The growing plans for development in south Forsyth haven’t yet placed a burden on the sewer system, though the county hopes to start construction of the Shakerag wastewater treatment plant soon.
A committee is reviewing the bids and hopes the commission will be able to award a contract before year’s end, said Tim Perkins, the county’s director of water and sewer.
The project will take about two years to complete, according to Perkins.
“Back when things were booming, we would have expected to have it finished by now,” he said. “Of course, the growth slowed down and it slowed down a lot of the demand also, so it worked out.”
With the return of development, the capacity in the southern Dicks Creek basin has come under question with the relief of Shakerag not yet on the way.
“That is putting a little stress on capacity,” Perkins said. “Currently, we’re bypassing flow to Fulton County, and it’s more expensive to have to do that.”
The permit needed for discharge at the Shakerag plant is being processed at the Georgia Environmental Protection Division following a years-long legal battle.
In 2010, Chattahoochee Riverkeeper challenged the permit the county received from the EPD. The environmental advocacy group argued that the allowable pollutant levels for the discharge into the Chattahoochee were "unnecessarily weak."
Litigation effectively ended in March, when the Georgia Supreme Court declined to hear Riverkeeper’s appeal to the previous ruling favorable to the county.
Perkins said the EPD is still processing the permit.
“We could start construction [on Shakerag] without the permit, but we’d rather have the permit,” Perkins said, “so we’re kind of waiting on that.”
The EPD gave its “blessing” on the permit, he said, which allowed the commission to feel comfortable to continue moving forward with zoning applications for planned development in the area.
Perkins added that a construction project may take years, and additional wastewater isn’t generated until developments are complete.
Commissioner Brian Tam said he’s comfortable with the availability and future planning for sewer in the south Forsyth area, which is the district he represents.
If the need arises, the county has installed “temporary pump stations” in the past to divert flow to other areas where it can be treated, Tam said.
He also said the commission had explored the idea of reopening the Cauley Creek wastewater treatment facility in Johns Creek.
“Staff assessed the plant and made a presentation to the board of commissioners,” Tam said, “and we feel our best option at this point is to continue with the Shakerag plant.”

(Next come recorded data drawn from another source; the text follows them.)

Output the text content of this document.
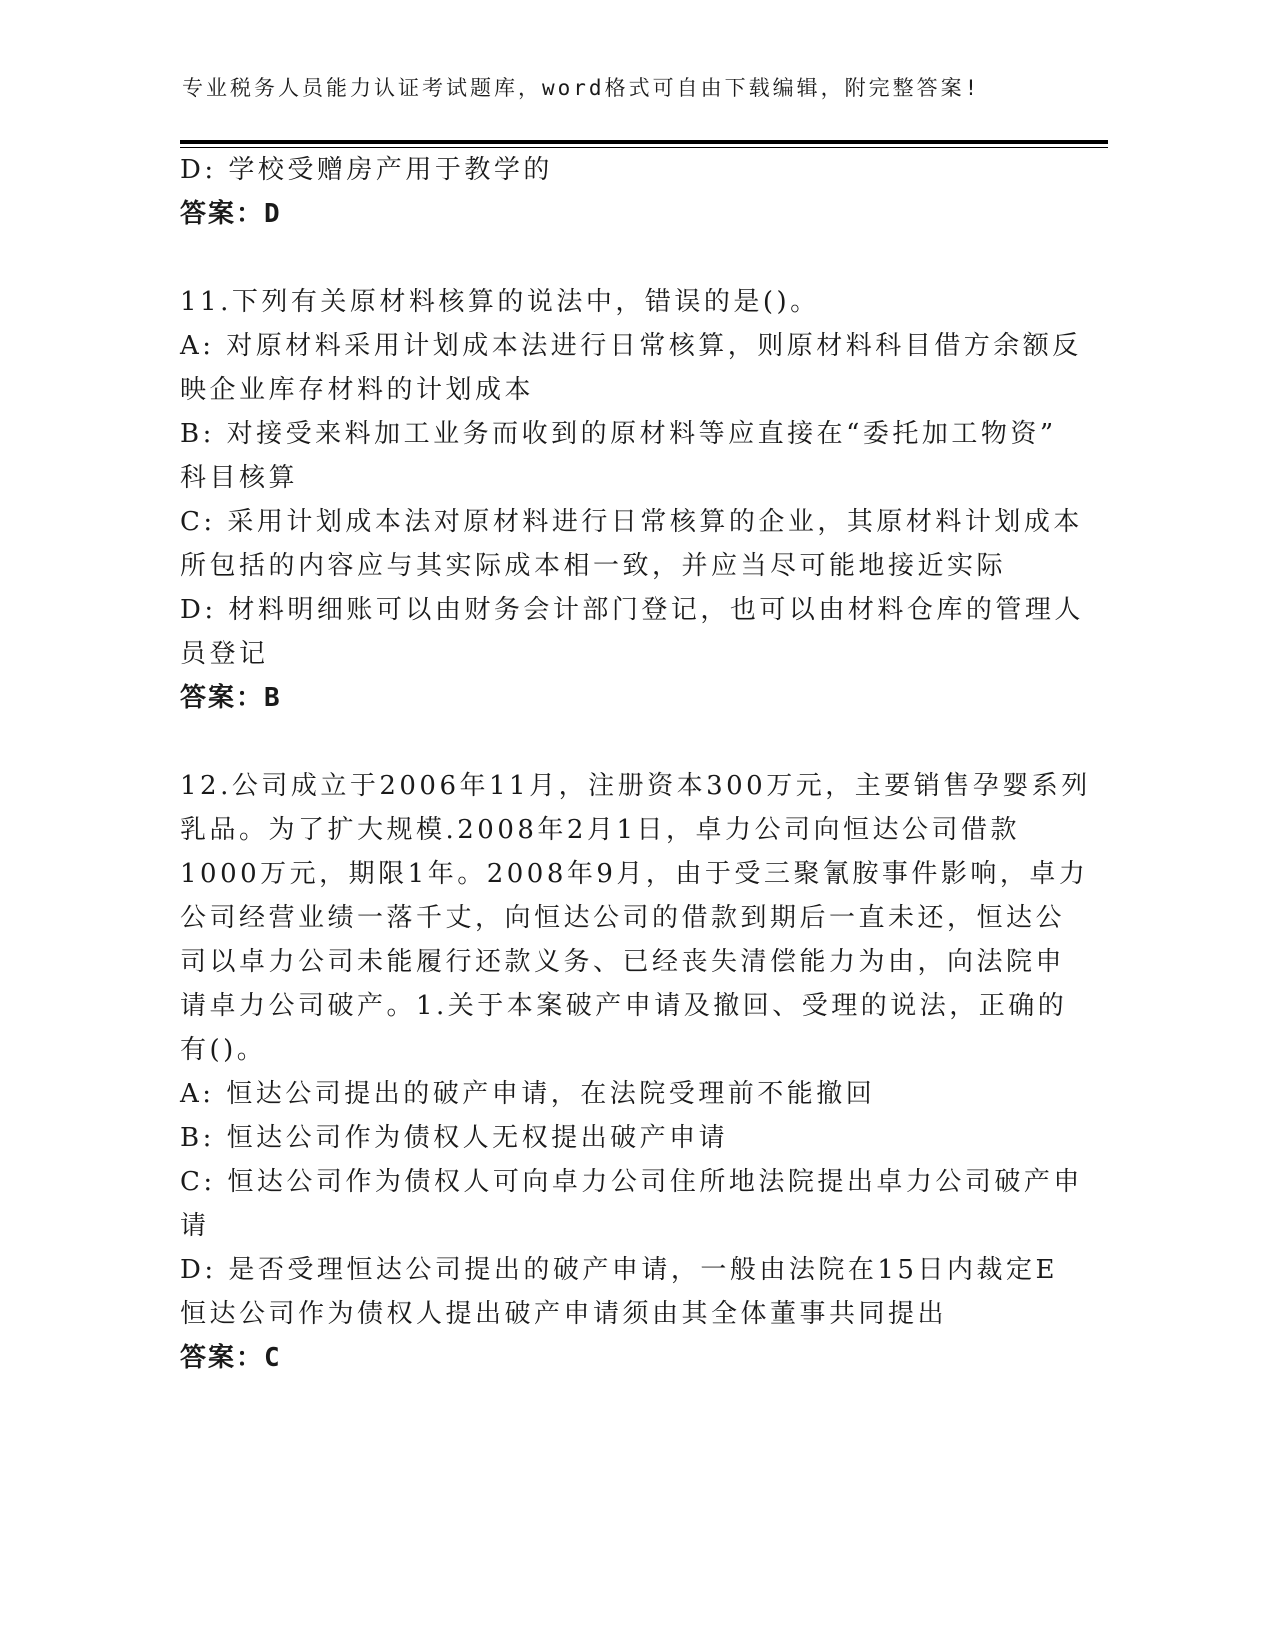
专业税务人员能力认证考试题库，word格式可自由下载编辑，附完整答案!
D: 学校受赠房产用于教学的
答案：D
11.下列有关原材料核算的说法中，错误的是()。
A: 对原材料采用计划成本法进行日常核算，则原材料科目借方余额反
映企业库存材料的计划成本
B: 对接受来料加工业务而收到的原材料等应直接在“委托加工物资”
科目核算
C: 采用计划成本法对原材料进行日常核算的企业，其原材料计划成本
所包括的内容应与其实际成本相一致，并应当尽可能地接近实际
D: 材料明细账可以由财务会计部门登记，也可以由材料仓库的管理人
员登记
答案：B
12.公司成立于2006年11月，注册资本300万元，主要销售孕婴系列
乳品。为了扩大规模.2008年2月1日，卓力公司向恒达公司借款
1000万元，期限1年。2008年9月，由于受三聚氰胺事件影响，卓力
公司经营业绩一落千丈，向恒达公司的借款到期后一直未还，恒达公
司以卓力公司未能履行还款义务、已经丧失清偿能力为由，向法院申
请卓力公司破产。1.关于本案破产申请及撤回、受理的说法，正确的
有()。
A: 恒达公司提出的破产申请，在法院受理前不能撤回
B: 恒达公司作为债权人无权提出破产申请
C: 恒达公司作为债权人可向卓力公司住所地法院提出卓力公司破产申
请
D: 是否受理恒达公司提出的破产申请，一般由法院在15日内裁定E
恒达公司作为债权人提出破产申请须由其全体董事共同提出
答案：C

The Cauley Creek water reclamation facility, off Bell Road just south of the Forsyth line, had been operating under contract with Fulton County until about a year ago, when that board terminated its agreement.
Perkins said the plant wasn’t the “quick fix” for capacity that it may have appeared to be.

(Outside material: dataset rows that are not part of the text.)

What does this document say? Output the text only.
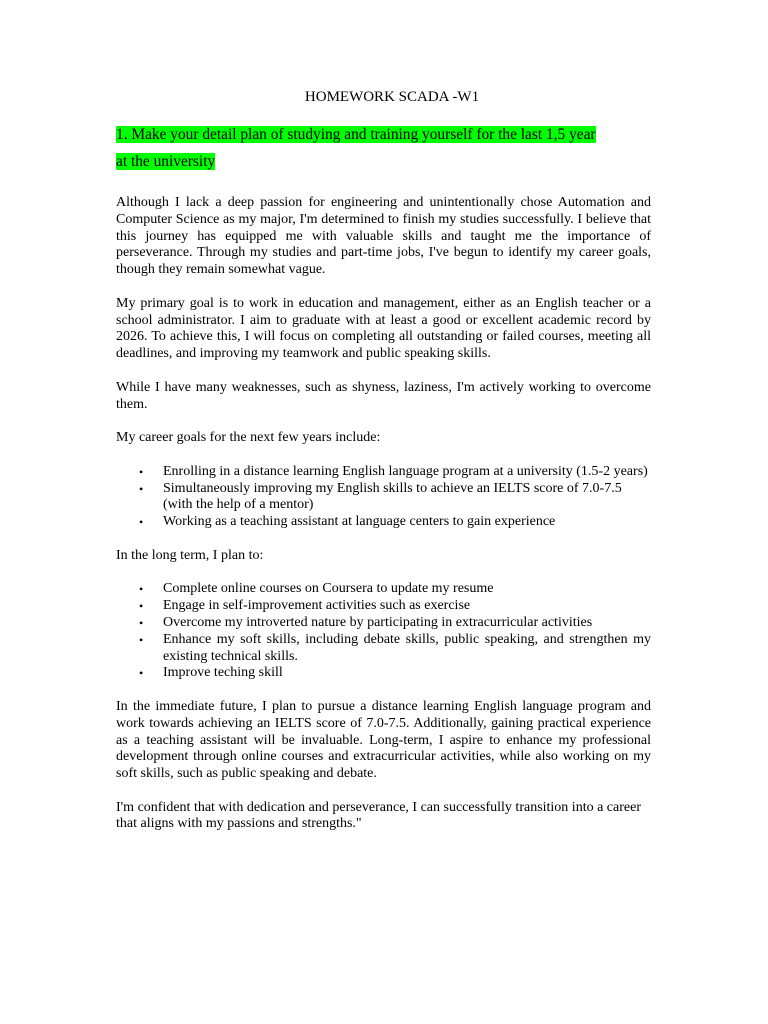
HOMEWORK SCADA -W1

1. Make your detail plan of studying and training yourself for the last 1,5 year
at the university

Although I lack a deep passion for engineering and unintentionally chose Automation and Computer Science as my major, I'm determined to finish my studies successfully. I believe that this journey has equipped me with valuable skills and taught me the importance of perseverance. Through my studies and part-time jobs, I've begun to identify my career goals, though they remain somewhat vague.

My primary goal is to work in education and management, either as an English teacher or a school administrator. I aim to graduate with at least a good or excellent academic record by 2026. To achieve this, I will focus on completing all outstanding or failed courses, meeting all deadlines, and improving my teamwork and public speaking skills.

While I have many weaknesses, such as shyness, laziness, I'm actively working to overcome them.

My career goals for the next few years include:

• Enrolling in a distance learning English language program at a university (1.5-2 years)
• Simultaneously improving my English skills to achieve an IELTS score of 7.0-7.5 (with the help of a mentor)
• Working as a teaching assistant at language centers to gain experience

In the long term, I plan to:

• Complete online courses on Coursera to update my resume
• Engage in self-improvement activities such as exercise
• Overcome my introverted nature by participating in extracurricular activities
• Enhance my soft skills, including debate skills, public speaking, and strengthen my existing technical skills.
• Improve teching skill

In the immediate future, I plan to pursue a distance learning English language program and work towards achieving an IELTS score of 7.0-7.5. Additionally, gaining practical experience as a teaching assistant will be invaluable. Long-term, I aspire to enhance my professional development through online courses and extracurricular activities, while also working on my soft skills, such as public speaking and debate.

I'm confident that with dedication and perseverance, I can successfully transition into a career that aligns with my passions and strengths."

”At least at this stage, it’s not on the table,” Perkins said. “It was going to take a lot of construction and there’s not a permit that goes along with that facility.”
The need for immediate relief hasn’t hit, he said, but the department continues to monitor the situation in growing south Forsyth.
“I don’t think the board’s to a point where they’re going to have to, on a sewer standpoint, have to turn down zonings yet,” Perkins said. “But it may mean they have to build a pump station or infrastructure to take the wastewater to Fulton County for treatment until our plant gets finished.”